Thursday 24 January 2013

fig leaf or bootsy collins

This day marks the anniversary of the assassination of the Roman emperor Gaius Julius Caesar Augustus Germanicus by a cohort commander and a group of dissatisfied members of the royal guard. The emperor was is more commonly known as Caligula, a nickname earned in his childhood while accompanying his father on field marches, scurrying to keep pace with the adults in his little boots. I am sure that was only earned posthumously. His removal from power makes the first known occasion in the history of the Empire that an emperor was removed from office by a grand collusion of the military and the Senate, and not the usual intrigue over succession by their own relatives.

Whether accounts of his exploits, deviancy and cruelty were wholly accurate or otherwise—victorious politicians get to write histories and not the deposed and surely there is some embellishment to make one’s predecessor more unpalatable and make the transition of power more acceptable in the eyes of the public: making a priest of his horse and threatening to promote him to Consul, pimping his sisters, torturing innocent bystanders out of boredom, &c.
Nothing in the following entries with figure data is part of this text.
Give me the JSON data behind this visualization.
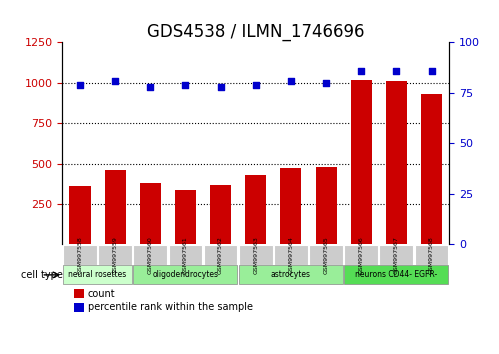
{
  "title": "GDS4538 / ILMN_1746696",
  "samples": [
    "GSM997558",
    "GSM997559",
    "GSM997560",
    "GSM997561",
    "GSM997562",
    "GSM997563",
    "GSM997564",
    "GSM997565",
    "GSM997566",
    "GSM997567",
    "GSM997568"
  ],
  "counts": [
    360,
    460,
    380,
    335,
    365,
    430,
    470,
    480,
    1020,
    1010,
    930
  ],
  "percentiles": [
    79,
    81,
    78,
    79,
    78,
    79,
    81,
    80,
    86,
    86,
    86
  ],
  "cell_types": [
    {
      "label": "neural rosettes",
      "start": 0,
      "end": 2,
      "color": "#ccffcc"
    },
    {
      "label": "oligodendrocytes",
      "start": 2,
      "end": 5,
      "color": "#99ee99"
    },
    {
      "label": "astrocytes",
      "start": 5,
      "end": 8,
      "color": "#99ee99"
    },
    {
      "label": "neurons CD44- EGFR-",
      "start": 8,
      "end": 11,
      "color": "#55dd55"
    }
  ],
  "bar_color": "#cc0000",
  "dot_color": "#0000cc",
  "ylim_left": [
    0,
    1250
  ],
  "ylim_right": [
    0,
    100
  ],
  "yticks_left": [
    250,
    500,
    750,
    1000,
    1250
  ],
  "yticks_right": [
    0,
    25,
    50,
    75,
    100
  ],
  "grid_lines": [
    250,
    500,
    750,
    1000
  ],
  "legend_count_color": "#cc0000",
  "legend_pct_color": "#0000cc",
  "xlabel_color": "#cc0000",
  "ylabel_right_color": "#0000cc",
  "sample_box_color": "#cccccc",
  "title_fontsize": 12
}
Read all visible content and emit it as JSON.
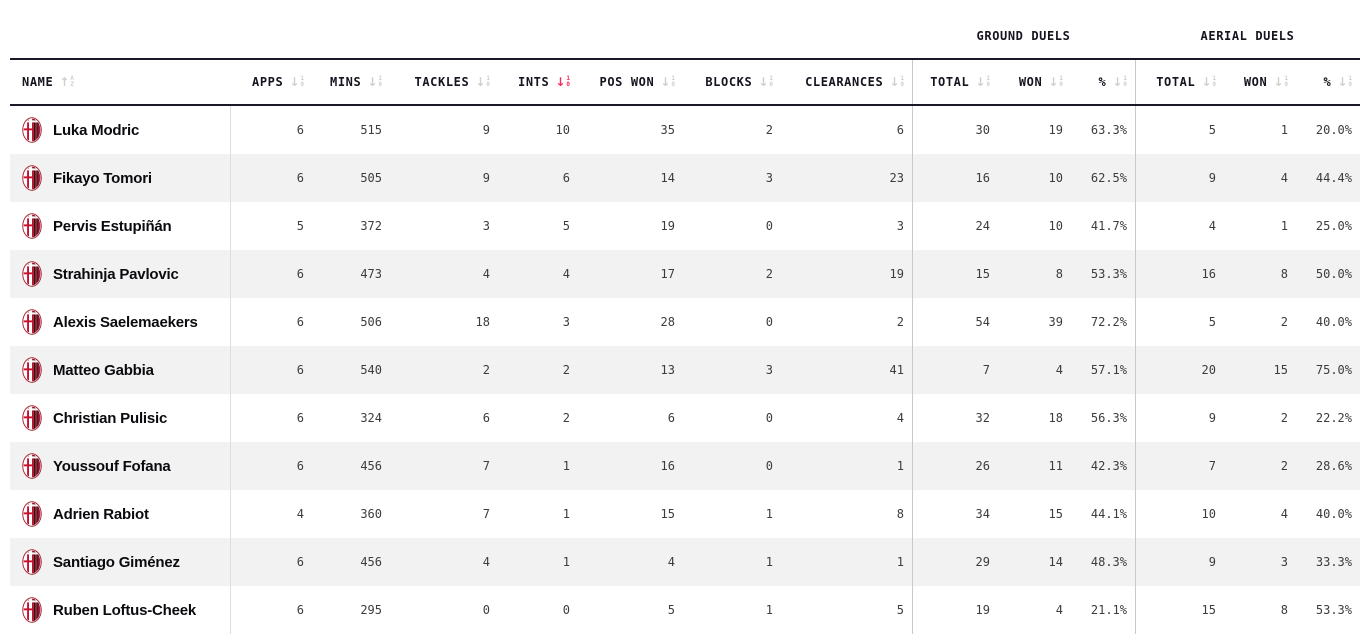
{
  "colors": {
    "sort_active_accent": "#f72a5f",
    "crest_red": "#c8102e",
    "crest_black": "#181818",
    "row_stripe": "#f2f2f2"
  },
  "table": {
    "groups": [
      {
        "label": "GROUND DUELS"
      },
      {
        "label": "AERIAL DUELS"
      }
    ],
    "sort_glyphs": {
      "alpha_arrow": "↑",
      "alpha_top": "A",
      "alpha_bottom": "Z",
      "numeric_arrow": "↓",
      "numeric_top": "1",
      "numeric_bottom": "0"
    },
    "columns": [
      {
        "key": "name",
        "label": "NAME",
        "sort": "alpha",
        "active": false
      },
      {
        "key": "apps",
        "label": "APPS",
        "sort": "numeric",
        "active": false
      },
      {
        "key": "mins",
        "label": "MINS",
        "sort": "numeric",
        "active": false
      },
      {
        "key": "tackles",
        "label": "TACKLES",
        "sort": "numeric",
        "active": false
      },
      {
        "key": "ints",
        "label": "INTS",
        "sort": "numeric",
        "active": true
      },
      {
        "key": "pos-won",
        "label": "POS WON",
        "sort": "numeric",
        "active": false
      },
      {
        "key": "blocks",
        "label": "BLOCKS",
        "sort": "numeric",
        "active": false
      },
      {
        "key": "clearances",
        "label": "CLEARANCES",
        "sort": "numeric",
        "active": false
      },
      {
        "key": "gd-total",
        "label": "TOTAL",
        "sort": "numeric",
        "active": false
      },
      {
        "key": "gd-won",
        "label": "WON",
        "sort": "numeric",
        "active": false
      },
      {
        "key": "gd-pct",
        "label": "%",
        "sort": "numeric",
        "active": false
      },
      {
        "key": "ad-total",
        "label": "TOTAL",
        "sort": "numeric",
        "active": false
      },
      {
        "key": "ad-won",
        "label": "WON",
        "sort": "numeric",
        "active": false
      },
      {
        "key": "ad-pct",
        "label": "%",
        "sort": "numeric",
        "active": false
      }
    ],
    "rows": [
      {
        "name": "Luka Modric",
        "values": [
          "6",
          "515",
          "9",
          "10",
          "35",
          "2",
          "6",
          "30",
          "19",
          "63.3%",
          "5",
          "1",
          "20.0%"
        ]
      },
      {
        "name": "Fikayo Tomori",
        "values": [
          "6",
          "505",
          "9",
          "6",
          "14",
          "3",
          "23",
          "16",
          "10",
          "62.5%",
          "9",
          "4",
          "44.4%"
        ]
      },
      {
        "name": "Pervis Estupiñán",
        "values": [
          "5",
          "372",
          "3",
          "5",
          "19",
          "0",
          "3",
          "24",
          "10",
          "41.7%",
          "4",
          "1",
          "25.0%"
        ]
      },
      {
        "name": "Strahinja Pavlovic",
        "values": [
          "6",
          "473",
          "4",
          "4",
          "17",
          "2",
          "19",
          "15",
          "8",
          "53.3%",
          "16",
          "8",
          "50.0%"
        ]
      },
      {
        "name": "Alexis Saelemaekers",
        "values": [
          "6",
          "506",
          "18",
          "3",
          "28",
          "0",
          "2",
          "54",
          "39",
          "72.2%",
          "5",
          "2",
          "40.0%"
        ]
      },
      {
        "name": "Matteo Gabbia",
        "values": [
          "6",
          "540",
          "2",
          "2",
          "13",
          "3",
          "41",
          "7",
          "4",
          "57.1%",
          "20",
          "15",
          "75.0%"
        ]
      },
      {
        "name": "Christian Pulisic",
        "values": [
          "6",
          "324",
          "6",
          "2",
          "6",
          "0",
          "4",
          "32",
          "18",
          "56.3%",
          "9",
          "2",
          "22.2%"
        ]
      },
      {
        "name": "Youssouf Fofana",
        "values": [
          "6",
          "456",
          "7",
          "1",
          "16",
          "0",
          "1",
          "26",
          "11",
          "42.3%",
          "7",
          "2",
          "28.6%"
        ]
      },
      {
        "name": "Adrien Rabiot",
        "values": [
          "4",
          "360",
          "7",
          "1",
          "15",
          "1",
          "8",
          "34",
          "15",
          "44.1%",
          "10",
          "4",
          "40.0%"
        ]
      },
      {
        "name": "Santiago Giménez",
        "values": [
          "6",
          "456",
          "4",
          "1",
          "4",
          "1",
          "1",
          "29",
          "14",
          "48.3%",
          "9",
          "3",
          "33.3%"
        ]
      },
      {
        "name": "Ruben Loftus-Cheek",
        "values": [
          "6",
          "295",
          "0",
          "0",
          "5",
          "1",
          "5",
          "19",
          "4",
          "21.1%",
          "15",
          "8",
          "53.3%"
        ]
      }
    ]
  }
}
The list of crimes goes on, and no particular engineering project, campaign or public works attributed to his reign has much power to unsully that reputation. It would be hard to ever separate rumour and backbiting from the truth, but it does seem that Rome anointed no shortage of colourful statesmen and ambitious dynasties. Some one hundred fifty years prior to Caligua’s rule, there was a boy Caesar called Heliogabalus, who was accused of a host of eccentricities, decadent but not inhumane and a foot-note to the Major General’s song from the Gilbert and Sullivan operetta. If true and not fabricated as an on-going smear campaign against his memory, it is possible that later writers and opinion-formers only were holding neutral (and not the cause for regicide) chronicles up to their own standards of morality and deportment. Of course, the near or distant past is not a distorting plain of ill-repute in itself and many figures don’t need a relativistic or revisionist lens to be qualifiedly bad. I just hope that we are able to look beyond historical prejudice and perhaps unreliable narration, sift through the muck and tell the difference.